O anúncio da subida dos preços dos transportes foi um pesadelo para a maioria das pessoas que diariamente tem de recorrer a transportes públicos para chegar ao centro de Luanda. Rosalina Silva vive no Zango IV e acorda todos os dias às 4h50, um horário que segue religiosamente para chegar a tempo à Mutamba, onde trabalha como caixa de um supermercado, a troco de um salário baixo.
“Do bairro Sagres (no Zango IV), onde vivo até ao Zango I pago 200 Kz. Do Zango I ao desvio do Zango também 200 Kz. Depois tenho de apanhar um outro táxi para chegar até à Ponte Amarela [Vila de Viana] que são também 200 Kz. Da ponte Amarela à Estalagem e depois Congolenses e nos Congolenses já temos Mutamba, temos de pegar o táxi a retalho”, lamenta.
Os 45 Km do Zango IV à Mumba são repartidos por cinco táxis azuis e brancos diferentes, o que dá 9 Km por cada corrida e 1.000 Kz só para chegar até ao posto de trabalho. Antes da subida para 200 Kz, Rosalina pagava menos 250 Kz.
Mas não é o aumento dos 50 Kz que “mais dói, é o encurtamento das linhas que tem sido o grande problema desde a primeira subida de combustível”, em Junho de 2023, que aumentou o peso do fardo que muitos Luandenses têm de carregar.
Pode apenas ser o início de uma escalada dos preços da corrida de táxi, já que à medida que o Estado vai cortando gradualmente a subvenção aos combustíveis, os custos operacionais vão aumentar, o que significará a necessidade de reajuste da tarifa ao “sabor” da retirada do subsídio.
A medida de mitigação para o serviço de táxi anunciada pelo Governo na primeira subida da gasolina não resultou, por não haver uma cobertura aceitável na distribuição dos cartões de subsidiação dos combustíveis, o que aumentou ainda mais o encurtamento das corridas de táxis.
Na verdade, o comunicado de 14 de Maio da Agência Nacional dos Transportes Terrestres (ANTT), que determina a subida da tarifa de táxi para conformar a estrutura de custos dos operadores à subida dos combustíveis, não estabelece um mínimo aceitável de Km a ser cobrado por cada corrida, aliás define uma “extensão de até 16 Km”, deixando em aberto assim como “legalizar” o encurtamento das rotas por parte dos operadores.

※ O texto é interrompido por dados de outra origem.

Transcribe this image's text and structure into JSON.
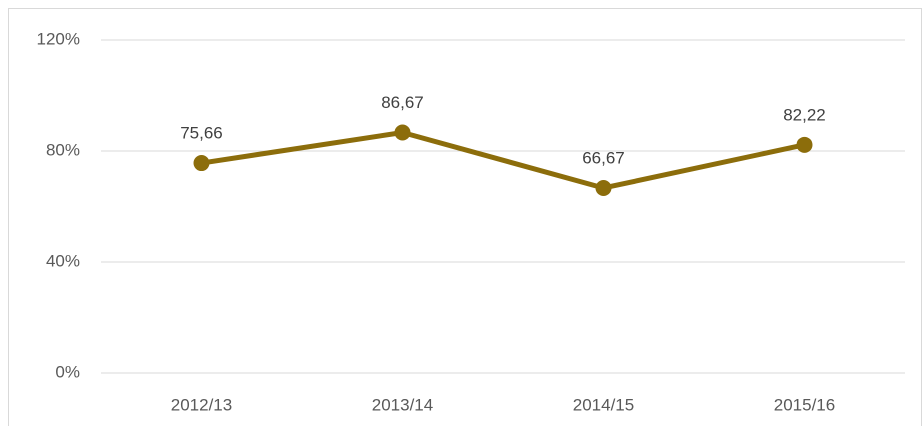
{
  "chart_data": {
    "type": "line",
    "categories": [
      "2012/13",
      "2013/14",
      "2014/15",
      "2015/16"
    ],
    "series": [
      {
        "color": "#8c6d0b",
        "values": [
          75.66,
          86.67,
          66.67,
          82.22
        ],
        "value_labels": [
          "75,66",
          "86,67",
          "66,67",
          "82,22"
        ]
      }
    ],
    "ylim": [
      0,
      120
    ],
    "yticks": [
      {
        "value": 0,
        "label": "0%"
      },
      {
        "value": 40,
        "label": "40%"
      },
      {
        "value": 80,
        "label": "80%"
      },
      {
        "value": 120,
        "label": "120%"
      }
    ],
    "grid": true
  }
}
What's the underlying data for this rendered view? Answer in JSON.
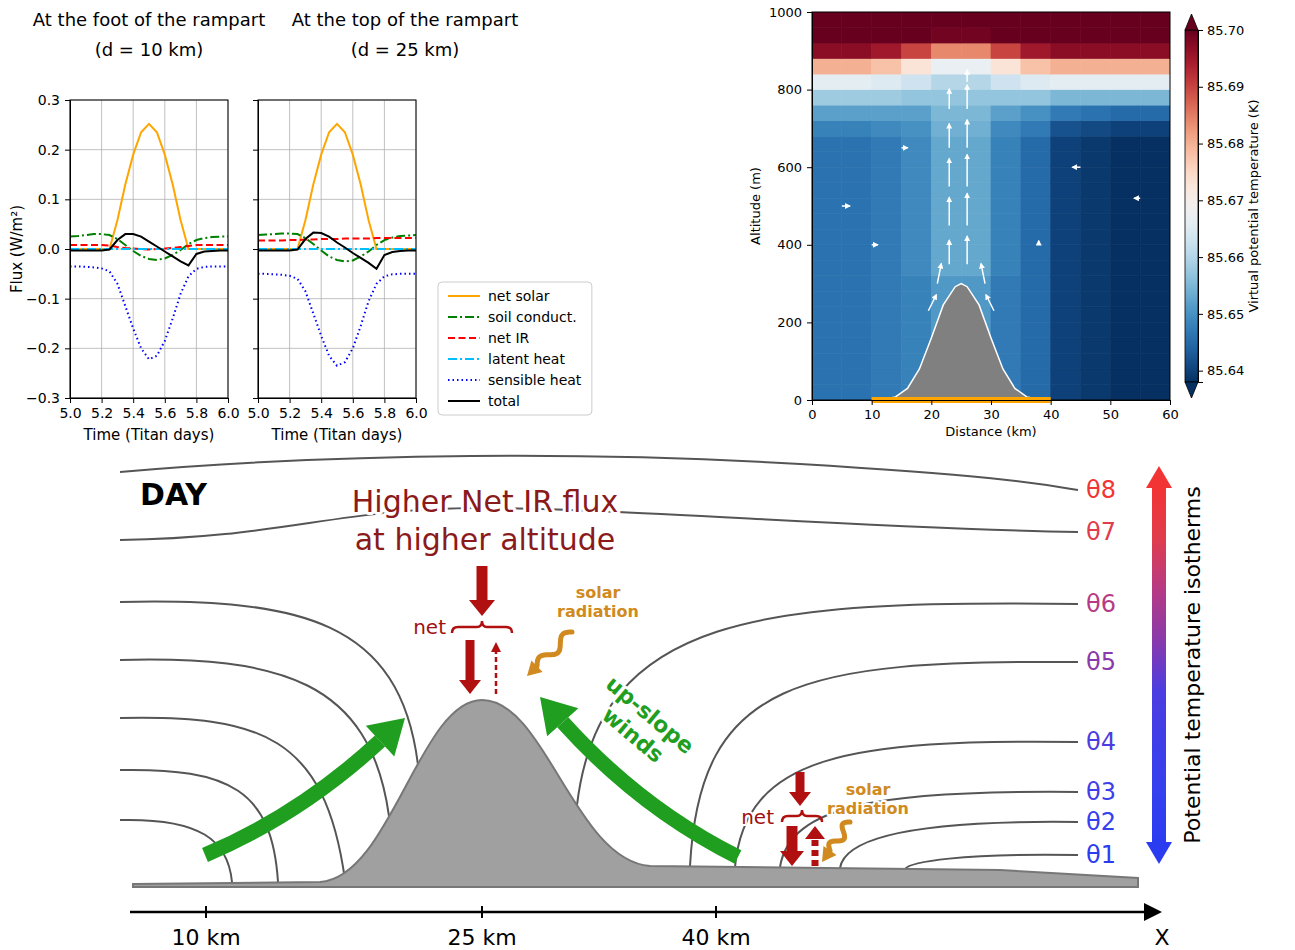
{
  "chart_data": [
    {
      "type": "line",
      "title": "At the foot of the rampart",
      "subtitle": "(d = 10 km)",
      "xlabel": "Time (Titan days)",
      "ylabel": "Flux (W/m²)",
      "x": [
        5,
        5.05,
        5.1,
        5.15,
        5.2,
        5.25,
        5.3,
        5.35,
        5.4,
        5.45,
        5.5,
        5.55,
        5.6,
        5.65,
        5.7,
        5.75,
        5.8,
        5.85,
        5.9,
        5.95,
        6
      ],
      "xlim": [
        5,
        6
      ],
      "ylim": [
        -0.3,
        0.3
      ],
      "xticks": [
        {
          "value": 5,
          "label": "5.0"
        },
        5.2,
        5.4,
        5.6,
        5.8,
        {
          "value": 6,
          "label": "6.0"
        }
      ],
      "yticks": [
        {
          "value": -0.3,
          "label": "−0.3"
        },
        {
          "value": -0.2,
          "label": "−0.2"
        },
        {
          "value": -0.1,
          "label": "−0.1"
        },
        {
          "value": 0,
          "label": "0.0"
        },
        0.1,
        0.2,
        0.3
      ],
      "grid": true,
      "series": [
        {
          "name": "net solar",
          "color": "#ffa500",
          "line_style": "solid",
          "values": [
            0,
            0,
            0,
            0,
            0,
            0,
            0.058,
            0.13,
            0.19,
            0.235,
            0.252,
            0.235,
            0.19,
            0.13,
            0.058,
            0,
            0,
            0,
            0,
            0,
            0
          ]
        },
        {
          "name": "soil conduct.",
          "color": "#008000",
          "line_style": "dashdot",
          "values": [
            0.025,
            0.026,
            0.028,
            0.03,
            0.03,
            0.028,
            0.02,
            0.008,
            -0.004,
            -0.014,
            -0.02,
            -0.022,
            -0.019,
            -0.012,
            -0.002,
            0.01,
            0.018,
            0.022,
            0.024,
            0.025,
            0.025
          ]
        },
        {
          "name": "net IR",
          "color": "#ff0000",
          "line_style": "dashed",
          "values": [
            0.008,
            0.008,
            0.008,
            0.008,
            0.008,
            0.007,
            0.004,
            0.002,
            0.001,
            0,
            -0.001,
            0,
            0.001,
            0.002,
            0.004,
            0.006,
            0.008,
            0.008,
            0.008,
            0.008,
            0.008
          ]
        },
        {
          "name": "latent heat",
          "color": "#00bfff",
          "line_style": "dashdot",
          "values": [
            0,
            0,
            0,
            0,
            0,
            0,
            0,
            0,
            0,
            0,
            0,
            0,
            0,
            0,
            0,
            0,
            0,
            0,
            0,
            0,
            0
          ]
        },
        {
          "name": "sensible heat",
          "color": "#0000ff",
          "line_style": "dotted",
          "values": [
            -0.035,
            -0.035,
            -0.036,
            -0.037,
            -0.039,
            -0.045,
            -0.07,
            -0.115,
            -0.16,
            -0.2,
            -0.222,
            -0.215,
            -0.185,
            -0.14,
            -0.09,
            -0.055,
            -0.04,
            -0.036,
            -0.035,
            -0.035,
            -0.035
          ]
        },
        {
          "name": "total",
          "color": "#000000",
          "line_style": "solid",
          "values": [
            -0.003,
            -0.003,
            -0.003,
            -0.003,
            -0.003,
            -0.001,
            0.018,
            0.03,
            0.03,
            0.025,
            0.015,
            0.005,
            -0.005,
            -0.015,
            -0.025,
            -0.033,
            -0.01,
            -0.005,
            -0.004,
            -0.003,
            -0.003
          ]
        }
      ]
    },
    {
      "type": "line",
      "title": "At the top of the rampart",
      "subtitle": "(d = 25 km)",
      "xlabel": "Time (Titan days)",
      "x": [
        5,
        5.05,
        5.1,
        5.15,
        5.2,
        5.25,
        5.3,
        5.35,
        5.4,
        5.45,
        5.5,
        5.55,
        5.6,
        5.65,
        5.7,
        5.75,
        5.8,
        5.85,
        5.9,
        5.95,
        6
      ],
      "xlim": [
        5,
        6
      ],
      "ylim": [
        -0.3,
        0.3
      ],
      "xticks": [
        {
          "value": 5,
          "label": "5.0"
        },
        5.2,
        5.4,
        5.6,
        5.8,
        {
          "value": 6,
          "label": "6.0"
        }
      ],
      "yticks": [
        -0.3,
        -0.2,
        -0.1,
        0,
        0.1,
        0.2,
        0.3
      ],
      "tick_labels": "x",
      "grid": true,
      "legend": "right",
      "series": [
        {
          "name": "net solar",
          "color": "#ffa500",
          "line_style": "solid",
          "values": [
            0,
            0,
            0,
            0,
            0,
            0,
            0.058,
            0.13,
            0.19,
            0.235,
            0.252,
            0.235,
            0.19,
            0.13,
            0.058,
            0,
            0,
            0,
            0,
            0,
            0
          ]
        },
        {
          "name": "soil conduct.",
          "color": "#008000",
          "line_style": "dashdot",
          "values": [
            0.028,
            0.029,
            0.03,
            0.031,
            0.031,
            0.03,
            0.022,
            0.01,
            -0.003,
            -0.015,
            -0.022,
            -0.025,
            -0.023,
            -0.015,
            -0.005,
            0.008,
            0.018,
            0.023,
            0.026,
            0.027,
            0.028
          ]
        },
        {
          "name": "net IR",
          "color": "#ff0000",
          "line_style": "dashed",
          "values": [
            0.017,
            0.017,
            0.017,
            0.017,
            0.018,
            0.018,
            0.019,
            0.019,
            0.02,
            0.02,
            0.02,
            0.021,
            0.021,
            0.021,
            0.021,
            0.022,
            0.022,
            0.022,
            0.022,
            0.022,
            0.022
          ]
        },
        {
          "name": "latent heat",
          "color": "#00bfff",
          "line_style": "dashdot",
          "values": [
            0,
            0,
            0,
            0,
            0,
            0,
            0,
            0,
            0,
            0,
            0,
            0,
            0,
            0,
            0,
            0,
            0,
            0,
            0,
            0,
            0
          ]
        },
        {
          "name": "sensible heat",
          "color": "#0000ff",
          "line_style": "dotted",
          "values": [
            -0.05,
            -0.05,
            -0.051,
            -0.052,
            -0.054,
            -0.06,
            -0.085,
            -0.13,
            -0.175,
            -0.215,
            -0.235,
            -0.228,
            -0.2,
            -0.155,
            -0.105,
            -0.07,
            -0.055,
            -0.051,
            -0.05,
            -0.05,
            -0.05
          ]
        },
        {
          "name": "total",
          "color": "#000000",
          "line_style": "solid",
          "values": [
            -0.003,
            -0.003,
            -0.003,
            -0.003,
            -0.003,
            -0.001,
            0.02,
            0.033,
            0.032,
            0.025,
            0.013,
            0.003,
            -0.008,
            -0.018,
            -0.028,
            -0.04,
            -0.012,
            -0.006,
            -0.004,
            -0.003,
            -0.003
          ]
        }
      ]
    },
    {
      "type": "heatmap",
      "xlabel": "Distance (km)",
      "ylabel": "Altitude (m)",
      "xlim": [
        0,
        60
      ],
      "ylim": [
        0,
        1000
      ],
      "xticks": [
        0,
        10,
        20,
        30,
        40,
        50,
        60
      ],
      "yticks": [
        0,
        200,
        400,
        600,
        800,
        1000
      ],
      "x_bins": [
        0,
        5,
        10,
        15,
        20,
        25,
        30,
        35,
        40,
        45,
        50,
        55,
        60
      ],
      "y_bins": [
        0,
        40,
        80,
        120,
        160,
        200,
        240,
        280,
        320,
        360,
        400,
        440,
        480,
        520,
        560,
        600,
        640,
        680,
        720,
        760,
        800,
        840,
        880,
        920,
        960,
        1000
      ],
      "values": [
        [
          85.646,
          85.646,
          85.647,
          85.648,
          85.651,
          85.651,
          85.647,
          85.645,
          85.64,
          85.639,
          85.638,
          85.638
        ],
        [
          85.646,
          85.646,
          85.647,
          85.648,
          85.651,
          85.651,
          85.647,
          85.645,
          85.64,
          85.639,
          85.638,
          85.638
        ],
        [
          85.646,
          85.646,
          85.647,
          85.648,
          85.651,
          85.651,
          85.647,
          85.645,
          85.64,
          85.639,
          85.638,
          85.638
        ],
        [
          85.646,
          85.646,
          85.647,
          85.648,
          85.651,
          85.651,
          85.647,
          85.645,
          85.64,
          85.639,
          85.638,
          85.638
        ],
        [
          85.646,
          85.646,
          85.647,
          85.648,
          85.651,
          85.651,
          85.647,
          85.645,
          85.64,
          85.639,
          85.638,
          85.638
        ],
        [
          85.646,
          85.646,
          85.647,
          85.648,
          85.651,
          85.651,
          85.647,
          85.645,
          85.64,
          85.639,
          85.638,
          85.638
        ],
        [
          85.646,
          85.646,
          85.647,
          85.648,
          85.651,
          85.651,
          85.647,
          85.645,
          85.64,
          85.639,
          85.638,
          85.638
        ],
        [
          85.646,
          85.646,
          85.647,
          85.648,
          85.651,
          85.651,
          85.647,
          85.645,
          85.64,
          85.639,
          85.638,
          85.638
        ],
        [
          85.646,
          85.646,
          85.647,
          85.649,
          85.653,
          85.653,
          85.648,
          85.645,
          85.64,
          85.639,
          85.638,
          85.638
        ],
        [
          85.646,
          85.646,
          85.647,
          85.649,
          85.653,
          85.653,
          85.648,
          85.645,
          85.64,
          85.639,
          85.638,
          85.638
        ],
        [
          85.646,
          85.646,
          85.647,
          85.649,
          85.653,
          85.653,
          85.648,
          85.645,
          85.64,
          85.639,
          85.638,
          85.638
        ],
        [
          85.646,
          85.646,
          85.647,
          85.649,
          85.653,
          85.653,
          85.648,
          85.645,
          85.64,
          85.639,
          85.638,
          85.638
        ],
        [
          85.646,
          85.646,
          85.647,
          85.649,
          85.653,
          85.653,
          85.648,
          85.645,
          85.64,
          85.639,
          85.638,
          85.638
        ],
        [
          85.646,
          85.646,
          85.647,
          85.649,
          85.653,
          85.653,
          85.648,
          85.645,
          85.64,
          85.639,
          85.638,
          85.638
        ],
        [
          85.646,
          85.646,
          85.647,
          85.649,
          85.653,
          85.653,
          85.648,
          85.645,
          85.64,
          85.639,
          85.638,
          85.638
        ],
        [
          85.646,
          85.646,
          85.647,
          85.649,
          85.653,
          85.653,
          85.648,
          85.645,
          85.64,
          85.639,
          85.638,
          85.638
        ],
        [
          85.646,
          85.646,
          85.647,
          85.649,
          85.653,
          85.653,
          85.648,
          85.645,
          85.64,
          85.639,
          85.638,
          85.638
        ],
        [
          85.648,
          85.648,
          85.649,
          85.65,
          85.654,
          85.654,
          85.649,
          85.647,
          85.642,
          85.641,
          85.64,
          85.64
        ],
        [
          85.652,
          85.652,
          85.652,
          85.652,
          85.655,
          85.655,
          85.652,
          85.65,
          85.647,
          85.646,
          85.645,
          85.645
        ],
        [
          85.658,
          85.658,
          85.658,
          85.657,
          85.657,
          85.657,
          85.657,
          85.657,
          85.655,
          85.655,
          85.655,
          85.655
        ],
        [
          85.666,
          85.666,
          85.665,
          85.663,
          85.66,
          85.66,
          85.663,
          85.665,
          85.666,
          85.666,
          85.666,
          85.666
        ],
        [
          85.68,
          85.68,
          85.678,
          85.673,
          85.667,
          85.667,
          85.673,
          85.678,
          85.68,
          85.68,
          85.68,
          85.68
        ],
        [
          85.697,
          85.697,
          85.695,
          85.69,
          85.684,
          85.684,
          85.69,
          85.695,
          85.697,
          85.697,
          85.697,
          85.697
        ],
        [
          85.704,
          85.704,
          85.703,
          85.702,
          85.699,
          85.699,
          85.702,
          85.703,
          85.704,
          85.704,
          85.704,
          85.704
        ],
        [
          85.706,
          85.706,
          85.706,
          85.706,
          85.706,
          85.706,
          85.706,
          85.706,
          85.706,
          85.706,
          85.706,
          85.706
        ]
      ],
      "colorbar_label": "Virtual potential temperature (K)",
      "colorbar_range": [
        85.638,
        85.7
      ],
      "colorbar_ticks": [
        85.64,
        85.65,
        85.66,
        85.67,
        85.68,
        85.69,
        {
          "value": 85.7,
          "label": "85.70"
        }
      ],
      "terrain": {
        "x": [
          10,
          12,
          14,
          16,
          18,
          20,
          22,
          24,
          25,
          26,
          28,
          30,
          32,
          34,
          36,
          38,
          40
        ],
        "z": [
          0,
          2,
          8,
          30,
          80,
          160,
          245,
          292,
          300,
          292,
          245,
          160,
          80,
          30,
          8,
          2,
          0
        ]
      },
      "wind": {
        "x": [
          23,
          23,
          23,
          23,
          23,
          26,
          26,
          26,
          26,
          26,
          26,
          29,
          30.5,
          19.5,
          21,
          5,
          15,
          45,
          55,
          38,
          10
        ],
        "z": [
          350,
          450,
          550,
          650,
          750,
          350,
          450,
          550,
          650,
          750,
          820,
          300,
          230,
          230,
          300,
          500,
          650,
          600,
          520,
          400,
          400
        ],
        "u": [
          0,
          0,
          0,
          0,
          0,
          0,
          0,
          0,
          0,
          0,
          0,
          -0.1,
          -0.2,
          0.2,
          0.1,
          0.2,
          0.15,
          -0.2,
          -0.15,
          0,
          0.15
        ],
        "w": [
          0.6,
          0.7,
          0.7,
          0.6,
          0.5,
          0.7,
          0.8,
          0.8,
          0.7,
          0.6,
          0.3,
          0.5,
          0.4,
          0.4,
          0.5,
          0,
          0,
          0,
          0,
          0.1,
          0
        ]
      },
      "span": {
        "x": [
          10,
          40
        ],
        "color": "#ffa500"
      }
    }
  ],
  "diagram": {
    "title": "DAY",
    "ir_note": [
      "Higher Net IR flux",
      "at higher altitude"
    ],
    "flux_labels": [
      "net",
      "net"
    ],
    "solar_labels": [
      [
        "solar",
        "radiation"
      ],
      [
        "solar",
        "radiation"
      ]
    ],
    "wind_label": [
      "up-slope",
      "winds"
    ],
    "isotherms": [
      {
        "label": "θ1",
        "color": "#2b3cf0"
      },
      {
        "label": "θ2",
        "color": "#3540ee"
      },
      {
        "label": "θ3",
        "color": "#3f3ee8"
      },
      {
        "label": "θ4",
        "color": "#4c3de0"
      },
      {
        "label": "θ5",
        "color": "#8a3aaa"
      },
      {
        "label": "θ6",
        "color": "#b63a84"
      },
      {
        "label": "θ7",
        "color": "#e03c4c"
      },
      {
        "label": "θ8",
        "color": "#f23434"
      }
    ],
    "scale_label": "Potential temperature isotherms",
    "axis": {
      "ticks": [
        "10 km",
        "25 km",
        "40 km"
      ],
      "label": "X"
    }
  }
}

Com esta “legalização” e mais a subida de tarifa de táxi, os custos diários de Rosalina subiram 33%, chegando a gastar, em média mensal, 44 mil Kz, quando tem que ir e vir de candongueiros, diluindo metade do salário só com transportes.
Em termos práticos, a funcionária do supermercado tem custos mensais com transporte muito superiores ao salário mínimo nacional, fixado em 32.181,15 Kz.
Contudo Rosalina, às vezes, usa outra alternativa para minimizar os custos, no entanto tem de exercitar a paciência.
“No regresso a casa, prefiro sair do trabalho a pé até chegar aqui ao largo Nzinga (Maculusso), onde apanho um mini-autocarro entre 500 Kz a 700 Kz que faz linha directa, mas nem sempre é fácil. Só tenho de esperar duas horas e meia”, disse Rosalina com um semblante carregado de esgotamento físico, enquanto aguardava pelo transporte para regressar a casa e ser acolhida pelos dois filhos, que estudam nas redondezas do Zango IV em escolas privadas.
“Eu já não me sinto esgotada, sinto-me desfeita e abandalhada. Estamos a viver à nossa própria sorte”, lamenta enquanto a fila de mais de duas centenas de pessoas avança devagar e devagarinho, devido à exiguidade de transporte que faz linhas longas.
João de Almeida, funcionário público há mais de 20 anos, companheiro de viagem de Rosalina Silva, disse ao Expansão que a cidade cresceu desigual com grande concentração dos serviços no centro, o que retira famílias inteiras dos seus bairros para o centro de Luanda à procura dos serviços, como educação, saúde e outros.
“Não temos infraestruturas para os transportes público, não temos empresas públicas no sector que funcionem, vai ser difícil encontrar uma solução. Temos de reinventar Luanda”, conclui o servidor público.